Dirigendosi verso Evinayong la strada è asfaltata, ma poi da qui a Mongomo si trasforma in semplice pista. Ad Aconibe si può organizzare un'escursione di alcuni giorni al monte Piedra Nzàs (letteralmente Pietra di Dio), che con i suoi 1200 metri sul livello del mare domina l'omonima riserva protetta; questa zona ha un forte valore culturale per l'etnia fang ed ospita una sorprendente varietà di piante e funghi. A quanti decidessero di avventurarsi nella selva, si raccomanda di contattare una guida e di equipaggiarsi adeguatamente.
L'area naturale più caratteristica del paese è il Parco Nazionale di Monte Alén, accessibile per mezzo di sentieri nella giungla e dove vivono elefanti, leopardi e un'enorme quantità di specie di uccelli.

Sempre nelle zone dell'interno può valere la pena seguire diverse rotte ad anello per scoprire i paesaggi incontaminati della foresta ed incontrare, di tanto in tanto, un villaggio tradizionale o alcune città più grandi come Nsork, Mongomo (quest'ultima particolarmente attiva e ricca di vita, dove stanno crescendo notevolmente anche gli investimenti), Micomeseng – al confine con il Camerun, in una regione dove si producono cacao e caffè – che ospita anche un centro all'avanguardia per lo studio ed il trattamento della lebbra, o ancora Ebebiyin, una città commerciale di frontiera decisamente interessante.

Una delle principali attrazioni della Guinea Equatoriale è data dalle cascate Mosumo, raggiungibili seguendo la strada asfaltata che da Bata si dirige verso Niefang e poi abbandonandola per seguire una strada sterrata che porta a Mosumo. Una volta arrivati in paese, occorre presentarsi al capo del villaggio per ottenere l'autorizzazione alla visita ed essere affidati ad una guida locale per l'accompagnamento (dopo aver proseguito per un tratto in macchina, si attraversano in kayak le acque del fiume Benito e si cammina per ulteriori due ore).

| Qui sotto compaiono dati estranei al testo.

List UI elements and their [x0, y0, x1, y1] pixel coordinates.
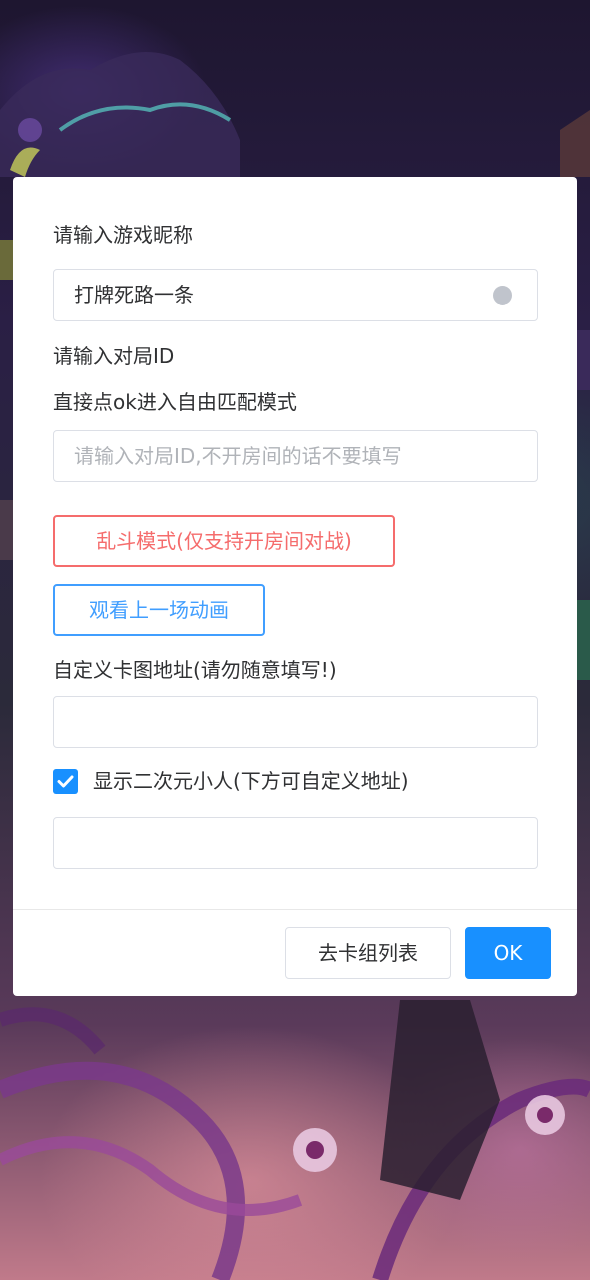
- nickname-label: 请输入游戏昵称: [53, 223, 193, 247]
- card-image-label: 自定义卡图地址(请勿随意填写!): [53, 658, 337, 682]
- nickname-input-value: 打牌死路一条: [74, 283, 194, 307]
- match-id-label: 请输入对局ID: [53, 344, 175, 368]
- show-character-checkbox[interactable]: [53, 769, 78, 794]
- nickname-input[interactable]: 打牌死路一条: [53, 269, 538, 321]
- card-image-url-input[interactable]: [53, 696, 538, 748]
- match-id-input[interactable]: 请输入对局ID,不开房间的话不要填写: [53, 430, 538, 482]
- checkmark-icon: [57, 775, 74, 788]
- deck-list-button[interactable]: 去卡组列表: [285, 927, 451, 979]
- replay-button[interactable]: 观看上一场动画: [53, 584, 265, 636]
- character-url-input[interactable]: [53, 817, 538, 869]
- footer-divider: [13, 909, 577, 910]
- match-id-placeholder: 请输入对局ID,不开房间的话不要填写: [74, 444, 402, 468]
- brawl-mode-button[interactable]: 乱斗模式(仅支持开房间对战): [53, 515, 395, 567]
- settings-dialog: 请输入游戏昵称 打牌死路一条 请输入对局ID 直接点ok进入自由匹配模式 请输入…: [13, 177, 577, 996]
- show-character-label[interactable]: 显示二次元小人(下方可自定义地址): [93, 767, 409, 795]
- clear-icon[interactable]: [493, 286, 512, 313]
- ok-button[interactable]: OK: [465, 927, 551, 979]
- match-id-hint: 直接点ok进入自由匹配模式: [53, 390, 297, 414]
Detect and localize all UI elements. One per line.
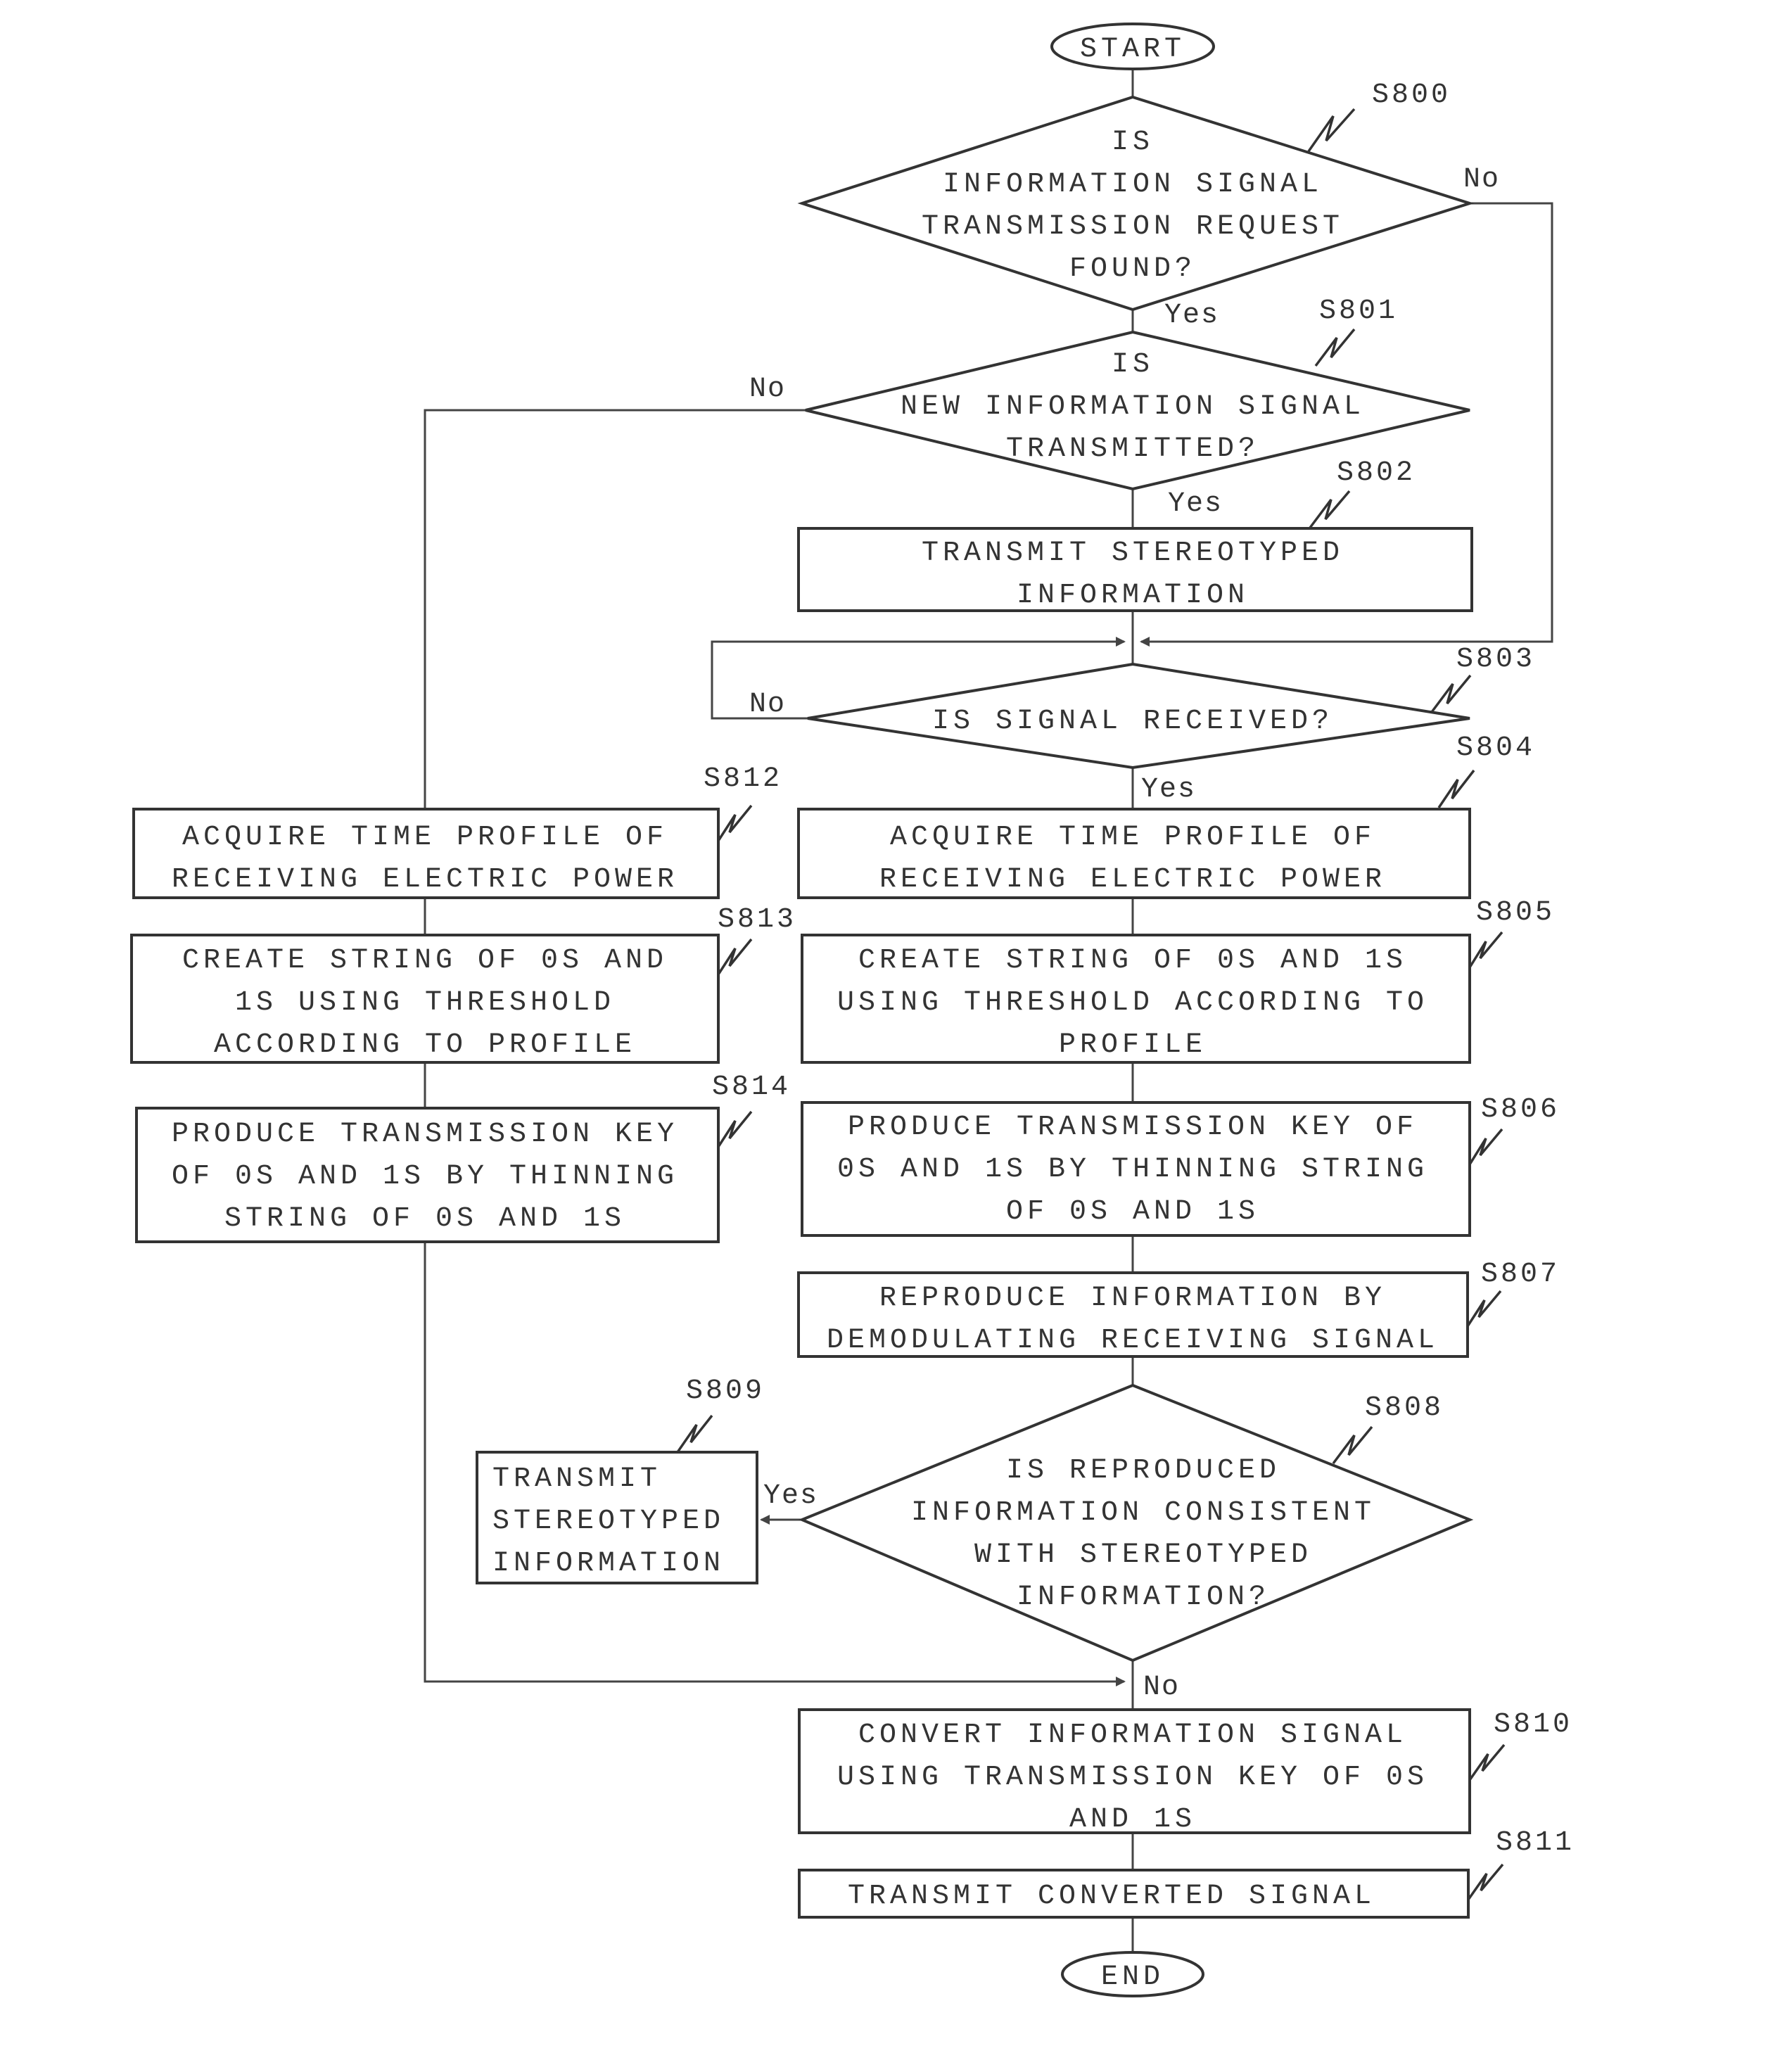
process-s807: REPRODUCE INFORMATION BY DEMODULATING RE… [797, 1271, 1469, 1358]
leader-s804 [1437, 769, 1475, 808]
s813-line: 1S USING THRESHOLD [235, 987, 615, 1019]
process-s814: PRODUCE TRANSMISSION KEY OF 0S AND 1S BY… [135, 1107, 720, 1243]
step-label-s811: S811 [1496, 1827, 1575, 1859]
leader-s814 [717, 1110, 753, 1148]
s812-line: ACQUIRE TIME PROFILE OF [182, 822, 668, 853]
s804-line: RECEIVING ELECTRIC POWER [879, 864, 1386, 896]
s800-line: TRANSMISSION REQUEST [922, 211, 1344, 243]
process-s810: CONVERT INFORMATION SIGNAL USING TRANSMI… [798, 1708, 1471, 1836]
s805-line: USING THRESHOLD ACCORDING TO [837, 987, 1428, 1019]
step-label-s807: S807 [1481, 1259, 1560, 1290]
leader-s805 [1468, 931, 1503, 968]
s806-line: 0S AND 1S BY THINNING STRING [837, 1154, 1428, 1186]
step-label-s814: S814 [712, 1072, 791, 1103]
s808-no-label: No [1143, 1672, 1180, 1703]
connector-s801-no [424, 409, 806, 809]
s814-line: STRING OF 0S AND 1S [224, 1203, 625, 1235]
s808-yes-label: Yes [763, 1480, 818, 1512]
s800-yes-label: Yes [1164, 300, 1219, 331]
s800-no-label: No [1463, 164, 1500, 196]
step-label-s805: S805 [1476, 897, 1555, 929]
s803-no-label: No [749, 689, 786, 720]
process-s812: ACQUIRE TIME PROFILE OF RECEIVING ELECTR… [132, 808, 720, 899]
s806-line: OF 0S AND 1S [1006, 1196, 1259, 1228]
start-label: START [1080, 34, 1185, 65]
s805-line: CREATE STRING OF 0S AND 1S [858, 945, 1407, 977]
process-s806: PRODUCE TRANSMISSION KEY OF 0S AND 1S BY… [801, 1101, 1471, 1237]
s800-line: FOUND? [1069, 253, 1196, 285]
step-label-s803: S803 [1456, 644, 1535, 675]
s814-line: OF 0S AND 1S BY THINNING [172, 1161, 678, 1193]
process-s802: TRANSMIT STEREOTYPED INFORMATION [797, 527, 1473, 612]
s804-line: ACQUIRE TIME PROFILE OF [890, 822, 1375, 853]
s801-no-label: No [749, 374, 786, 405]
s808-line: IS REPRODUCED [1006, 1455, 1280, 1487]
s807-line: REPRODUCE INFORMATION BY [879, 1283, 1386, 1314]
process-s813: CREATE STRING OF 0S AND 1S USING THRESHO… [130, 934, 720, 1064]
step-label-s813: S813 [718, 904, 796, 936]
s803-line: IS SIGNAL RECEIVED? [932, 706, 1333, 737]
step-label-s800: S800 [1372, 80, 1451, 111]
leader-s809 [676, 1414, 713, 1453]
decision-s800: IS INFORMATION SIGNAL TRANSMISSION REQUE… [797, 95, 1475, 312]
s814-line: PRODUCE TRANSMISSION KEY [172, 1119, 678, 1150]
s801-yes-label: Yes [1168, 488, 1223, 520]
s809-line: TRANSMIT [492, 1463, 661, 1495]
s809-line: INFORMATION [492, 1548, 725, 1580]
step-label-s801: S801 [1319, 295, 1398, 327]
leader-s808 [1332, 1425, 1373, 1465]
step-label-s809: S809 [686, 1375, 765, 1407]
s800-line: INFORMATION SIGNAL [943, 169, 1323, 201]
s806-line: PRODUCE TRANSMISSION KEY OF [848, 1112, 1418, 1143]
s812-line: RECEIVING ELECTRIC POWER [172, 864, 678, 896]
s810-line: USING TRANSMISSION KEY OF 0S [837, 1762, 1428, 1793]
s810-line: AND 1S [1069, 1804, 1196, 1836]
s808-line: WITH STEREOTYPED [974, 1539, 1312, 1571]
leader-s801 [1314, 328, 1356, 367]
leader-s800 [1307, 108, 1356, 153]
process-s811: TRANSMIT CONVERTED SIGNAL [798, 1869, 1470, 1919]
leader-s807 [1466, 1290, 1502, 1327]
decision-s808: IS REPRODUCED INFORMATION CONSISTENT WIT… [798, 1383, 1474, 1663]
step-label-s806: S806 [1481, 1094, 1560, 1126]
s807-line: DEMODULATING RECEIVING SIGNAL [827, 1325, 1439, 1356]
step-label-s812: S812 [704, 763, 782, 795]
s808-line: INFORMATION CONSISTENT [911, 1497, 1375, 1529]
s801-line: TRANSMITTED? [1006, 433, 1259, 465]
process-s809: TRANSMIT STEREOTYPED INFORMATION [476, 1451, 758, 1584]
s811-line: TRANSMIT CONVERTED SIGNAL [848, 1881, 1375, 1912]
s805-line: PROFILE [1059, 1029, 1207, 1061]
leader-s806 [1468, 1128, 1503, 1165]
step-label-s810: S810 [1494, 1709, 1572, 1741]
end-terminal: END [1061, 1951, 1204, 1997]
step-label-s804: S804 [1456, 732, 1535, 764]
s808-line: INFORMATION? [1017, 1582, 1270, 1613]
decision-s803: IS SIGNAL RECEIVED? [807, 662, 1470, 770]
s809-line: STEREOTYPED [492, 1506, 725, 1537]
process-s805: CREATE STRING OF 0S AND 1S USING THRESHO… [801, 934, 1471, 1064]
leader-s813 [717, 938, 753, 975]
s801-line: NEW INFORMATION SIGNAL [901, 391, 1365, 423]
s800-line: IS [1112, 127, 1154, 158]
leader-s802 [1309, 490, 1351, 529]
s810-line: CONVERT INFORMATION SIGNAL [858, 1720, 1407, 1751]
s803-yes-label: Yes [1141, 774, 1196, 806]
process-s804: ACQUIRE TIME PROFILE OF RECEIVING ELECTR… [797, 808, 1471, 899]
leader-s810 [1468, 1743, 1506, 1781]
start-terminal: START [1050, 23, 1215, 70]
s813-line: CREATE STRING OF 0S AND [182, 945, 668, 977]
leader-s812 [717, 804, 753, 841]
end-label: END [1101, 1962, 1164, 1993]
leader-s811 [1467, 1863, 1504, 1901]
s801-line: IS [1112, 349, 1154, 381]
s802-line: INFORMATION [1017, 580, 1249, 611]
step-label-s802: S802 [1337, 457, 1416, 489]
s802-line: TRANSMIT STEREOTYPED [922, 538, 1344, 569]
step-label-s808: S808 [1365, 1392, 1444, 1424]
leader-s803 [1430, 674, 1472, 713]
s813-line: ACCORDING TO PROFILE [214, 1029, 636, 1061]
flowchart: START END IS INFORMATION SIGNAL TRANSMIS… [130, 23, 1575, 1997]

Come detto, il paese comprende anche alcune isole al largo della costa; se le più piccole sono visitabili prendendo come base di partenza Bata, la più grande ed importante – ovvero l'Isola di Bioko – si trova in realtà ben più vicina alle coste del Camerun di quanto non lo sia a quelle guineane. Qui, oltre a concedersi un'ovvia visita alla capitale Malabo, è certamente consigliato organizzarsi per effettuare il giro dell'isola alla scoperta delle bellezze naturale che essa può offrire. Oltre alla bella spiaggia di Arena Blanca, altamente suggerite sono le escursioni alle cascate di Moca ed ai laghi Biao e Loreto, bacini vulcanici attorno ai quali vivono numerose specie di scimmie.

In Guinea Equatoriale non esiste un servizio di trasporto pubblico, ed anche il noleggio degli automezzi può essere difficoltoso, tuttavia il turismo sta prendendo piede e la situazione dovrebbe rapidamente migliorare; i trasporti cittadini sono affidati ai taxi e sono generalmente economici.

Esistono voli giornalieri dall'Europa e da diversi paesi africani per Malabo; da qui i collegamenti verso il continente (in particolare verso Bata) possono avvenire per via aerea o in traghetto, ma per questioni di tempo e comodità può essere preferibile scegliere l'aereo, disponibile tutti i giorni tranne la domenica e da prenotare possibilmente in anticipo.
Si rammenta infine che viste le condizioni climatiche della Guinea Equatoriale, è vivamente consigliato visitare il paese durante la stagione secca, ovvero tra novembre e febbraio, perché durante i restanti mesi le piogge sono quotidiane e possono rendere difficoltosi gli spostamenti terrestri.